The Maryland State Highway Administration (SHA) began work over the weekend to install flashing yellow signs at a River Road intersection where three members of a Bethesda family were killed when their vehicle was struck by a speeding BMW in February.
Dave Buck, a SHA spokesman, said Monday morning the signs will flash when cameras detect a vehicle attempting to turn left from River Road onto Braeburn Parkway. The agency also will ban vehicles coming from either direction on Braeburn Parkway from making left turns. For example, the vehicles traveling from the Walt Whitman High School area on Braeburn Parkway will have to turn right onto River Road, travel north to Wilson Lane and make a U-turn there in order to head southbound on River Road—rather than being able to turn left from Braeburn.

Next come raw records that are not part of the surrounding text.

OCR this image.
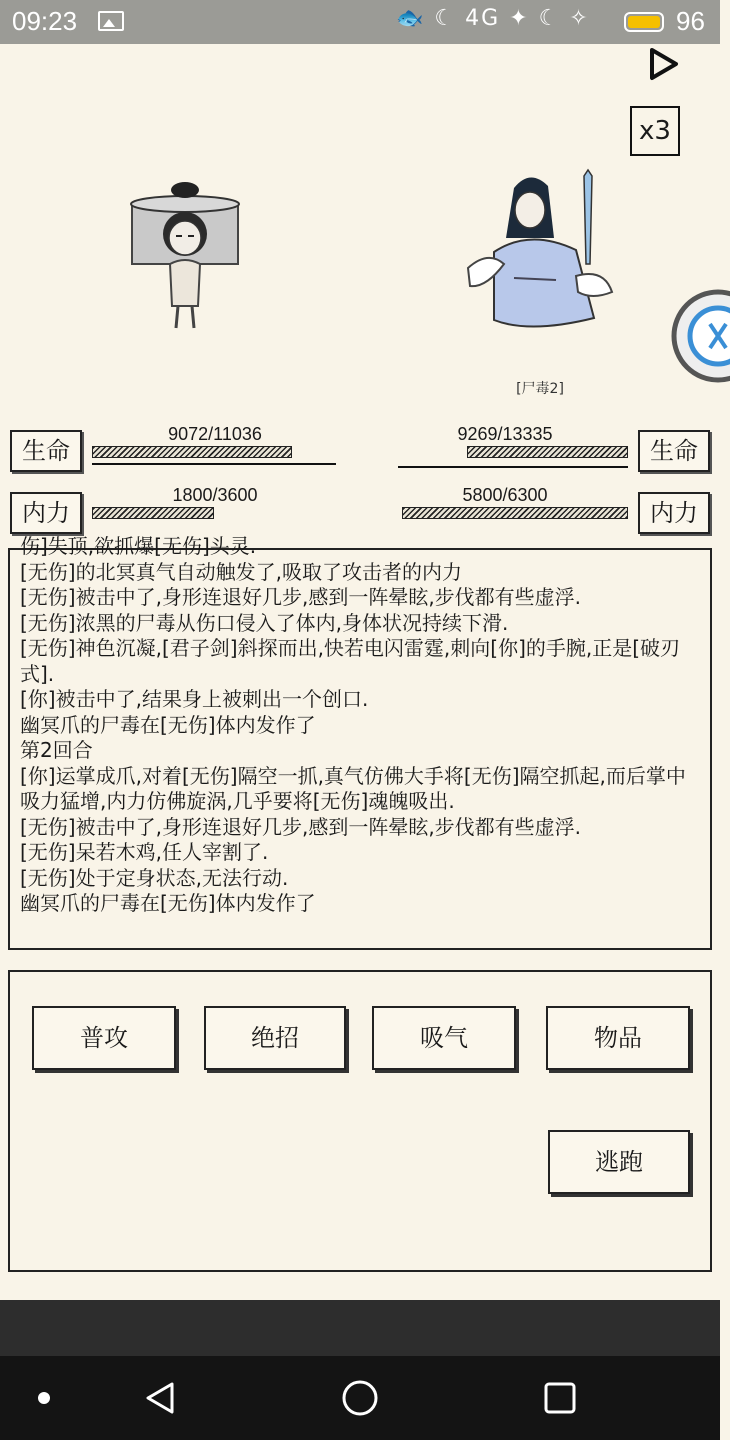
09:23	🐟 ☾ 4G ✦ ☾ ✧	96
x3
[尸毒2]
生命
9072/11036
内力
1800/3600
生命
9269/13335
内力
5800/6300
伤]失顶,欲抓爆[无伤]头灵.
[无伤]的北冥真气自动触发了,吸取了攻击者的内力
[无伤]被击中了,身形连退好几步,感到一阵晕眩,步伐都有些虚浮.
[无伤]浓黑的尸毒从伤口侵入了体内,身体状况持续下滑.
[无伤]神色沉凝,[君子剑]斜探而出,快若电闪雷霆,刺向[你]的手腕,正是[破刃式].
[你]被击中了,结果身上被刺出一个创口.
幽冥爪的尸毒在[无伤]体内发作了
第2回合
[你]运掌成爪,对着[无伤]隔空一抓,真气仿佛大手将[无伤]隔空抓起,而后掌中吸力猛增,内力仿佛旋涡,几乎要将[无伤]魂魄吸出.
[无伤]被击中了,身形连退好几步,感到一阵晕眩,步伐都有些虚浮.
[无伤]呆若木鸡,任人宰割了.
[无伤]处于定身状态,无法行动.
幽冥爪的尸毒在[无伤]体内发作了
普攻	绝招	吸气	物品
逃跑
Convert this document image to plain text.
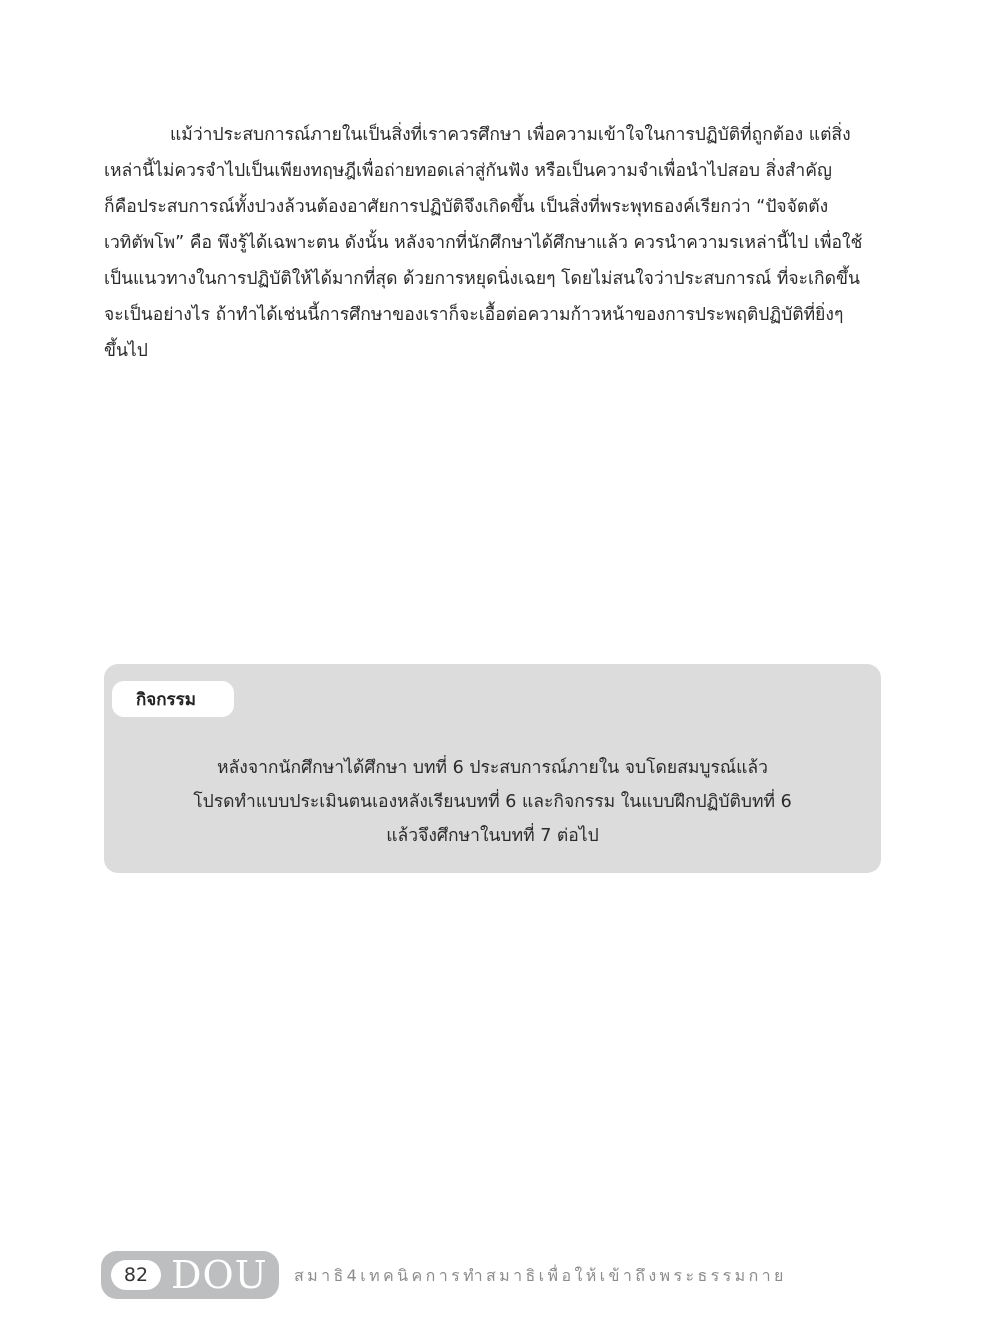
แม้ว่าประสบการณ์ภายในเป็นสิ่งที่เราควรศึกษา เพื่อความเข้าใจในการปฏิบัติที่ถูกต้อง แต่สิ่ง
เหล่านี้ไม่ควรจำไปเป็นเพียงทฤษฎีเพื่อถ่ายทอดเล่าสู่กันฟัง หรือเป็นความจำเพื่อนำไปสอบ สิ่งสำคัญ
ก็คือประสบการณ์ทั้งปวงล้วนต้องอาศัยการปฏิบัติจึงเกิดขึ้น เป็นสิ่งที่พระพุทธองค์เรียกว่า “ปัจจัตตัง
เวทิตัพโพ” คือ พึงรู้ได้เฉพาะตน ดังนั้น หลังจากที่นักศึกษาได้ศึกษาแล้ว ควรนำความรเหล่านี้ไป เพื่อใช้
เป็นแนวทางในการปฏิบัติให้ได้มากที่สุด ด้วยการหยุดนิ่งเฉยๆ โดยไม่สนใจว่าประสบการณ์ ที่จะเกิดขึ้น
จะเป็นอย่างไร ถ้าทำได้เช่นนี้การศึกษาของเราก็จะเอื้อต่อความก้าวหน้าของการประพฤติปฏิบัติที่ยิ่งๆ
ขึ้นไป
กิจกรรม
หลังจากนักศึกษาได้ศึกษา บทที่ 6 ประสบการณ์ภายใน จบโดยสมบูรณ์แล้ว
โปรดทำแบบประเมินตนเองหลังเรียนบทที่ 6 และกิจกรรม ในแบบฝึกปฏิบัติบทที่ 6
แล้วจึงศึกษาในบทที่ 7 ต่อไป
82 DOU สมาธิ4เทคนิคการทำสมาธิเพื่อให้เข้าถึงพระธรรมกาย
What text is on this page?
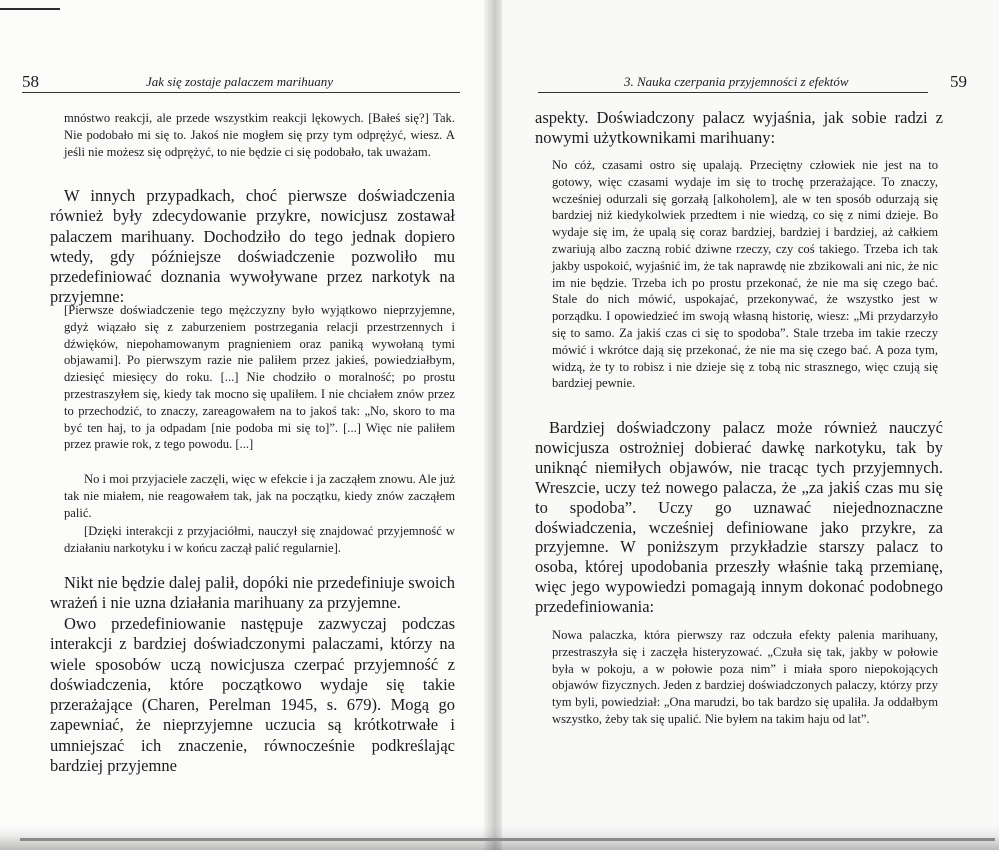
58	Jak się zostaje palaczem marihuany

mnóstwo reakcji, ale przede wszystkim reakcji lękowych. [Bałeś się?] Tak. Nie podobało mi się to. Jakoś nie mogłem się przy tym odprężyć, wiesz. A jeśli nie możesz się odprężyć, to nie będzie ci się podobało, tak uważam.

W innych przypadkach, choć pierwsze doświadczenia również były zdecydowanie przykre, nowicjusz zostawał palaczem marihuany. Dochodziło do tego jednak dopiero wtedy, gdy późniejsze doświadczenie pozwoliło mu przedefiniować doznania wywoływane przez narkotyk na przyjemne:

[Pierwsze doświadczenie tego mężczyzny było wyjątkowo nieprzyjemne, gdyż wiązało się z zaburzeniem postrzegania relacji przestrzennych i dźwięków, niepohamowanym pragnieniem oraz paniką wywołaną tymi objawami]. Po pierwszym razie nie paliłem przez jakieś, powiedziałbym, dziesięć miesięcy do roku. [...] Nie chodziło o moralność; po prostu przestraszyłem się, kiedy tak mocno się upaliłem. I nie chciałem znów przez to przechodzić, to znaczy, zareagowałem na to jakoś tak: „No, skoro to ma być ten haj, to ja odpadam [nie podoba mi się to]”. [...] Więc nie paliłem przez prawie rok, z tego powodu. [...]

No i moi przyjaciele zaczęli, więc w efekcie i ja zacząłem znowu. Ale już tak nie miałem, nie reagowałem tak, jak na początku, kiedy znów zacząłem palić.

[Dzięki interakcji z przyjaciółmi, nauczył się znajdować przyjemność w działaniu narkotyku i w końcu zaczął palić regularnie].

Nikt nie będzie dalej palił, dopóki nie przedefiniuje swoich wrażeń i nie uzna działania marihuany za przyjemne.

Owo przedefiniowanie następuje zazwyczaj podczas interakcji z bardziej doświadczonymi palaczami, którzy na wiele sposobów uczą nowicjusza czerpać przyjemność z doświadczenia, które początkowo wydaje się takie przerażające (Charen, Perelman 1945, s. 679). Mogą go zapewniać, że nieprzyjemne uczucia są krótkotrwałe i umniejszać ich znaczenie, równocześnie podkreślając bardziej przyjemne

3. Nauka czerpania przyjemności z efektów	59

aspekty. Doświadczony palacz wyjaśnia, jak sobie radzi z nowymi użytkownikami marihuany:

No cóż, czasami ostro się upalają. Przeciętny człowiek nie jest na to gotowy, więc czasami wydaje im się to trochę przerażające. To znaczy, wcześniej odurzali się gorzałą [alkoholem], ale w ten sposób odurzają się bardziej niż kiedykolwiek przedtem i nie wiedzą, co się z nimi dzieje. Bo wydaje się im, że upalą się coraz bardziej, bardziej i bardziej, aż całkiem zwariują albo zaczną robić dziwne rzeczy, czy coś takiego. Trzeba ich tak jakby uspokoić, wyjaśnić im, że tak naprawdę nie zbzikowali ani nic, że nic im nie będzie. Trzeba ich po prostu przekonać, że nie ma się czego bać. Stale do nich mówić, uspokajać, przekonywać, że wszystko jest w porządku. I opowiedzieć im swoją własną historię, wiesz: „Mi przydarzyło się to samo. Za jakiś czas ci się to spodoba”. Stale trzeba im takie rzeczy mówić i wkrótce dają się przekonać, że nie ma się czego bać. A poza tym, widzą, że ty to robisz i nie dzieje się z tobą nic strasznego, więc czują się bardziej pewnie.

Bardziej doświadczony palacz może również nauczyć nowicjusza ostrożniej dobierać dawkę narkotyku, tak by uniknąć niemiłych objawów, nie tracąc tych przyjemnych. Wreszcie, uczy też nowego palacza, że „za jakiś czas mu się to spodoba”. Uczy go uznawać niejednoznaczne doświadczenia, wcześniej definiowane jako przykre, za przyjemne. W poniższym przykładzie starszy palacz to osoba, której upodobania przeszły właśnie taką przemianę, więc jego wypowiedzi pomagają innym dokonać podobnego przedefiniowania:

Nowa palaczka, która pierwszy raz odczuła efekty palenia marihuany, przestraszyła się i zaczęła histeryzować. „Czuła się tak, jakby w połowie była w pokoju, a w połowie poza nim” i miała sporo niepokojących objawów fizycznych. Jeden z bardziej doświadczonych palaczy, którzy przy tym byli, powiedział: „Ona marudzi, bo tak bardzo się upaliła. Ja oddałbym wszystko, żeby tak się upalić. Nie byłem na takim haju od lat”.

Intersection diagram via SHA
SHA expects the work on the intersection will be completed by mid-fall at a cost of about $300,000. The work will also separate left-turning traffic on River Road from through traffic via left-turn lanes.
Whitman Principal Alan Goodwin said in an email Monday he spoke with the crew working at the site and they told him two street lights will also be installed at the intersection to improve visibility at night. He said the improvements are a "good step."
Buck said the agency’s engineers decided against adding a full signal at the intersection because the traffic load doesn’t warrant one.
“Yes we had folks who wanted a full signal,” Buck said. “But this will alert drivers on River Road of those making a left.”
The left-turn ban and flashing signals come after Michael Buarque de Macedo, 52; his wife, Alessandra Buarque de Macedo, 53; and their 18-year-old son Thomas Michael Buarque de Macedo, a Whitman senior, were killed when their Chevy Volt was struck while trying to cross River Road at the intersection. Helena Buarque de Macedo, now a Whitman sophomore, was injured in the crash. She returned to school in April. The family was headed to a school play at Whitman.
The family’s car was struck by a BMW driven by Ogulcan Atakoglu, a 20-year-old Potomac man, who was driving an estimated 75 mph at the time of the collision. Atakoglu pleaded guilty earlier this month to three counts of vehicular manslaughter for his role in the collision.
Buck said that while engineers examined the intersection after the deadly February crash, there’s little they can do to prevent a collision when a vehicle is speeding as fast as the BMW is believed to have been traveling.
The changes also come after fifteen local elected officials—including Rep. Chris Van Hollen and County Executive Ike Leggett—urged SHA to improve traffic safety at the Bethesda intersection.